Multiple outlets are reporting JPMorgan
will pay a $US13 billion civil penaltyfor allegedly failing to warn investors about risks in mortgage backed securities trades.
It would be the largest civil penalty ever levied, representing more than half of the bank’s 2012 profits.
But it may still not be enough to shield it from the Justice Department’s Sacramento-based prosecutors.
The New York Times’ Andrew Ross Sorkin reported yesterday the Eastern District of California division wants to continue to pursue criminal charges:
“While the deal would put those civil cases to rest, it would not save JPMorgan from a parallel criminal inquiry from federal prosecutors in California, the people briefed on the talks said.
“Under the terms of the preliminary deal, the people said, the bank would also have to assist prosecutors with an investigation into former employees who helped create the mortgage investments.”
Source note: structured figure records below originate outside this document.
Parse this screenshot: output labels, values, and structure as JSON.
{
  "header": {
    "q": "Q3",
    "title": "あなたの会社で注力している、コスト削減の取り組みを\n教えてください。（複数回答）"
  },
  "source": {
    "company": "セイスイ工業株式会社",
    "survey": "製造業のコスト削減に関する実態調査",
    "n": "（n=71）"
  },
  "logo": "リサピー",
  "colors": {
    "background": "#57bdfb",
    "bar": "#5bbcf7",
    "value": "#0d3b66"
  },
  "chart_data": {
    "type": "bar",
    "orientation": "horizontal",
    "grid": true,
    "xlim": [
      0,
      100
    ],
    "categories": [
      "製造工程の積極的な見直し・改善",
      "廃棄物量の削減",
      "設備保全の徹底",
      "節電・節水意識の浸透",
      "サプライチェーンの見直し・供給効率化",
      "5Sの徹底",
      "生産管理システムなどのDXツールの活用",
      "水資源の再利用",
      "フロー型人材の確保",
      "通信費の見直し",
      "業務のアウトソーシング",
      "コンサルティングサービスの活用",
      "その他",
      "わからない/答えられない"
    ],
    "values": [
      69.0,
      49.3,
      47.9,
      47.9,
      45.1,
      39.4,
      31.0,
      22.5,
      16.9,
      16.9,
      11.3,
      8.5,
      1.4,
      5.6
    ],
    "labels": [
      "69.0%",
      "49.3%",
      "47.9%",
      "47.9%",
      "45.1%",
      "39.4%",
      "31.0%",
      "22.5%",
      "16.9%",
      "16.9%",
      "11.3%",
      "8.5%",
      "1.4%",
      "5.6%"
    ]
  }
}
According to Bloomberg, the California case is centered on alleged crimes committed by JPMorgan itself and not by employees of Bear Stearns or Washington Mutual, whose banking units JPMorgan acquired at the height of the financial crisis.
For a moment, it appeared the bank would avoid a criminal indictment, but talks over ending the Sacramento probe apparently broke down at the last minute. Sorkin:
Mr. Holder told Mr. Dimon that he could not shut down the criminal investigation, reiterating an argument he made when the two met last month in Washington. The associate attorney general, Tony West, was also at that meeting and on the phone call Friday night.
If criminal charges do surface, the impact would likely be reputational as well as financial, as specific individuals could be facing charges, Bloomberg’s Dawn Kopecki reported in September.